Besides size issues, a significant challenge of modern SRAM cells is static current leakage. The current that flows from the positive supply (V_{dd}), through the cell, and to ground, increases exponentially when the cell's temperature rises. The cell power drain occurs in both active and idle states, thus wasting useful energy without any useful work being done. Even though in the last 20 years the issue was partially addressed by the data retention voltage technique with reduction rates ranging from 5 to 10, the decrease in node size caused reduction rates to fall to about 2.

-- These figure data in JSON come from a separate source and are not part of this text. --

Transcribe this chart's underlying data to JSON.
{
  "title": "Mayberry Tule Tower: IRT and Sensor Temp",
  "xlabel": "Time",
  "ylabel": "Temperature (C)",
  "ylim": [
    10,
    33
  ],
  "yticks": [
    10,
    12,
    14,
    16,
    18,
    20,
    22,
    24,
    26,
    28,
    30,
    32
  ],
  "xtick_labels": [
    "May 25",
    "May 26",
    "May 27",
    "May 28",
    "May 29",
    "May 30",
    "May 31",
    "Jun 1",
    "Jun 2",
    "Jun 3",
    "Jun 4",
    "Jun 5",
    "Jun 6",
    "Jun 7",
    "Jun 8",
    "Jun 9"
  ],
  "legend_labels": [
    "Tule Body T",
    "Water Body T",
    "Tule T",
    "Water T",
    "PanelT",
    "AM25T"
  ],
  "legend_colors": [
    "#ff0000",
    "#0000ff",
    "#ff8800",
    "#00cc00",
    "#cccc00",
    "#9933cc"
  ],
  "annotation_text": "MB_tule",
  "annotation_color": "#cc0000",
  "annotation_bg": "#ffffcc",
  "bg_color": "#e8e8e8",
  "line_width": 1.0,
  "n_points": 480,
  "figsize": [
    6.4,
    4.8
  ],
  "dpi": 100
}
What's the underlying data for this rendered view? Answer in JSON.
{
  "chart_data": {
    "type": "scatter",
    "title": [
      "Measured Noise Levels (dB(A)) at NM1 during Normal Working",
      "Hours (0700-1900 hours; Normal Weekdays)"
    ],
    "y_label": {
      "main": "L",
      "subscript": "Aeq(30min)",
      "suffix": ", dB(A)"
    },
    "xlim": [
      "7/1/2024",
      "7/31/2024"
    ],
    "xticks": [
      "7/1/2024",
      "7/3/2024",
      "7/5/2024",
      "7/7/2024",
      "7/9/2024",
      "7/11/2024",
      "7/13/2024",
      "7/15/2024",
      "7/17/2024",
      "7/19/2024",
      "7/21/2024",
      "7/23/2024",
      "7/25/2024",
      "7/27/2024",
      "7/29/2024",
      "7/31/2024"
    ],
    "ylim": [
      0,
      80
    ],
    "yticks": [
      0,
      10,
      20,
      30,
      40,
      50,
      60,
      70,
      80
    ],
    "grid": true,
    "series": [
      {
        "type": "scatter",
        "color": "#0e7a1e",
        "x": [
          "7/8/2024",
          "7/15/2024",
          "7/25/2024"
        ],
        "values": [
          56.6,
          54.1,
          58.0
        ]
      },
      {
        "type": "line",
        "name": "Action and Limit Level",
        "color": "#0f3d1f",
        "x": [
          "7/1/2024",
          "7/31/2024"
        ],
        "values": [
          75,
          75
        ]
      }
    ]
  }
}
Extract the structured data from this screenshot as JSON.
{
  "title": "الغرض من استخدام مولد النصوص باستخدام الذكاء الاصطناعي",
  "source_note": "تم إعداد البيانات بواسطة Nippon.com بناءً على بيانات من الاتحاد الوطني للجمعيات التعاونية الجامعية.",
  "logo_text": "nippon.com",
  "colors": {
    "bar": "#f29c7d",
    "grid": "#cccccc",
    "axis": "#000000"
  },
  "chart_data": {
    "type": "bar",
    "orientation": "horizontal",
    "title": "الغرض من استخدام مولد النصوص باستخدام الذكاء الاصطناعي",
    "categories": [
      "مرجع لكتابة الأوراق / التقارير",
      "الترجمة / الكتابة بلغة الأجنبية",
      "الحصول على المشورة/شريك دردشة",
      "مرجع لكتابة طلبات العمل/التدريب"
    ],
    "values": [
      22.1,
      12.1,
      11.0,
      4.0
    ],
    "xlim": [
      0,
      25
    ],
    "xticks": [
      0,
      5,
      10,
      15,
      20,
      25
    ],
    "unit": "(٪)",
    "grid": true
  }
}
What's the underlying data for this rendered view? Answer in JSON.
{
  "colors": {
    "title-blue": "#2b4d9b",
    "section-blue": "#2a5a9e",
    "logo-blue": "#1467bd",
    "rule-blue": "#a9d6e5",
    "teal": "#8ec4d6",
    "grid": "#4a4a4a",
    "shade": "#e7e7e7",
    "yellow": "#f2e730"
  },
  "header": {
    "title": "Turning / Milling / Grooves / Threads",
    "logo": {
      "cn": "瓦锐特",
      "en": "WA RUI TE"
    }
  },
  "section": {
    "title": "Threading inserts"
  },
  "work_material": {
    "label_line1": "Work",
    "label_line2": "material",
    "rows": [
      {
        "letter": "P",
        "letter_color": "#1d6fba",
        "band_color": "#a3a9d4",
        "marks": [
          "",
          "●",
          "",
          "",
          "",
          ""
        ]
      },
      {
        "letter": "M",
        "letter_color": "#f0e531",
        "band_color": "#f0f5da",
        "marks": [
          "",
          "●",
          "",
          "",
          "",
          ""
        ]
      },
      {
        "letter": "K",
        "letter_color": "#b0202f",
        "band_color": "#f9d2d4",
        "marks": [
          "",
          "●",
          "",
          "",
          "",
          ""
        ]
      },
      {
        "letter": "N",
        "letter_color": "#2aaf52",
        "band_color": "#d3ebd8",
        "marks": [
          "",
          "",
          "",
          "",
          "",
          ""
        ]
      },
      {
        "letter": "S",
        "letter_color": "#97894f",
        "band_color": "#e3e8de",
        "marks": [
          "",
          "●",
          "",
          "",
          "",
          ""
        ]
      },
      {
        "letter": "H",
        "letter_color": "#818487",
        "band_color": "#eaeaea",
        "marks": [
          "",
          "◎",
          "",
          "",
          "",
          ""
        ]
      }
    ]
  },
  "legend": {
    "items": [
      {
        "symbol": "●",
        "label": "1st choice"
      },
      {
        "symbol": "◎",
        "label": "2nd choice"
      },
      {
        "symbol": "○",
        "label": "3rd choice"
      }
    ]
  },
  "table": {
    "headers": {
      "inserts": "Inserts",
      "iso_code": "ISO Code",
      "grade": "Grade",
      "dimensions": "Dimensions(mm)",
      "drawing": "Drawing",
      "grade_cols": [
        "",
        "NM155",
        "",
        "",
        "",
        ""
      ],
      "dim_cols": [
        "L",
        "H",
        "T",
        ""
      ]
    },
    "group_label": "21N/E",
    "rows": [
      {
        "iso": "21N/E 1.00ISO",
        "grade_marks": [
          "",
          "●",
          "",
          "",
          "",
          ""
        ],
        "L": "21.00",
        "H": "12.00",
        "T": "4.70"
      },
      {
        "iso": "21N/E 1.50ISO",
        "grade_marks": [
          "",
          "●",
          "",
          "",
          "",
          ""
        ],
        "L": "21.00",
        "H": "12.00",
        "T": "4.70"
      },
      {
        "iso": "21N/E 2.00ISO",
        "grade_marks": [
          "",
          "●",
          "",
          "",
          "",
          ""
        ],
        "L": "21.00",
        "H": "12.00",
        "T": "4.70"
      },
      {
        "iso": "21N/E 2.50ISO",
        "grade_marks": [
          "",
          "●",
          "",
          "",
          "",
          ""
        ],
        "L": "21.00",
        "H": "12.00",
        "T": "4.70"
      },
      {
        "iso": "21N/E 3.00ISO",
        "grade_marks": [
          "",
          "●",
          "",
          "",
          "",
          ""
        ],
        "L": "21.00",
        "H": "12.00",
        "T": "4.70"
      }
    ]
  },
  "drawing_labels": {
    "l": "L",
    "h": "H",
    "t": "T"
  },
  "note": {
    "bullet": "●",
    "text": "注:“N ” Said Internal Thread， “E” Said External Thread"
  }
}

With these two issues it became more challenging to develop energy-efficient and dense SRAM memories, prompting semiconductor industry to look for alternatives such as STT-MRAM and F-RAM.

=== Research ===
In 2019, a French institute reported on research of an IoT-purposed 28 nm fabricated IC. It was based on fully depleted silicon on insulator-transistors (FD-SOI), had two-ported SRAM memory for synchronous and asynchronous accesses, and selective virtual ground (SVGND). The study claimed reaching an ultra-low SVGND current in a sleep and read modes by finely tuning its voltage.